My newest mystery, Saving Irene, began as an impulse. I have no idea where the idea of a Chicago TV chef came from, but one day I saw the opening scene so clearly in my mind that I sat down and wrote. Being a pantser, I just kept on writing and some twenty thousand words later, there they were: Henny (Henrietta) James, the chef’s assistant who tells the story; Irene Foxglove, the faux French chef with pretensions; and Patrick, the gay guy next door. Fictional characters with lives of their own.


Long before I wrote mysteries, I had developed a career writing about women in the American West. So, when contracts for two unrelated projects, set in Texas, came along, I left Henny, Irene, and Patrick in limbo for almost two years. But when COVID-19 and quarantine hit us, the publisher of my western works went on hiatus, leaving one manuscript and one proposal stranded on her desk and me with no viable project. I pulled out Irene’s story, read it again, and thought, “Hey, this isn’t bad. I like the voice.” I began writing, and the story seemed to flow more easily than any other mystery I’ve written (this is number fifteen). Long story short, I wrote from March to June and spent the summer on publishing details—editing, proofing, formatting, etc. Saving Irene launched on September 16.

All along I intended it as a stand-alone. I was going to get back to those unfinished western projects. But the editor, though back at work, hasn’t gotten to my part of the backlog on her desk, and I began to get nice comments about Irene’s story from readers. One wrote: “This reads like a stand-alone novel, but there's certainly room for a sequel (hint, hint) should the author be so inclined. Meanwhile, I'll be checking out [Alter’s] earlier titles.” Another, “I hope there will be more books about Henny and Patrick as her career and love life move on.” Still more: “This book is Judy Alter at her best: a fast-moving pace; fascinating new characters in what one could only hope will become a series.” And, finally, “I have read all of Judy's … mysteries and this is the best one by far! I love Henny and Patrick! I hope there is a sequel to it!”

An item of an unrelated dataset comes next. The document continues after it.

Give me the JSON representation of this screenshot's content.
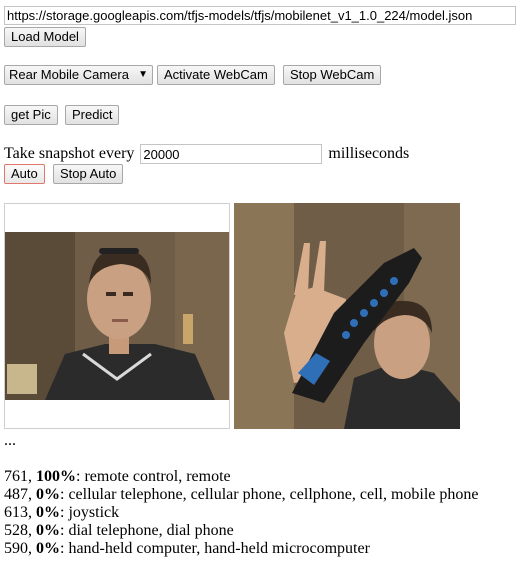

So there’s my dilemma. In a way, it boils down to Texas vs. Chicago. I have written about Texas all my long career, and I am deeply invested in the state’s history. But I grew up in Chicago’s historic Hyde Park neighborhood and writing about it was like visiting with an old friend, a nostalgia trip. Perhaps age calls us all back to the scenes of our childhood, but I loved sending Henny to the church I grew up in or on a picnic to Promontory Point where I spent so many happy weekends.

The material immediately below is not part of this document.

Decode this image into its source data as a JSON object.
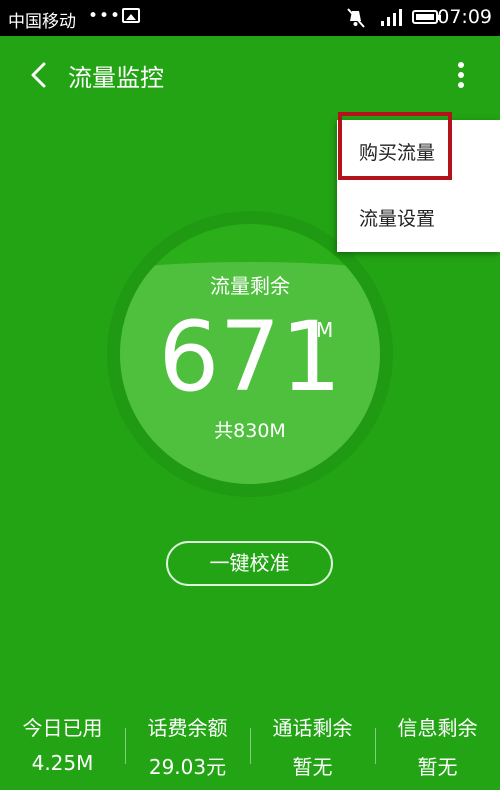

In truth, I’ll probably try to do it all. Yes, I have ideas for Irene in Danger rattling around in my head, but I put a lot of time and work into the other manuscript, which is under contract, so sooner or later I’ll have to deal with it. And the proposal I submitted combines food and history in a nonfiction but very Texan approach.

Hint: I am really proud of the cover of Saving Irene. I found free images of a chef and the background of Chicago-style buildings and gave them to a designer with the request that she age the chef, which she did. Strangely enough, one interviewer thought the chef looks like me (we’ve never met, so she’s only seen pictures) and a reader who knew my mom thought that was who was the model. Neither is true. But I can already envision the cover of Irene in Danger, a sign to me that the sequel was meant to be. I’m just having trouble with that opening scene.

I’m curious how other authors handle this. Do you deliberately write the a book as the first of a series or do you decide later it could be? Is it a flexible decision?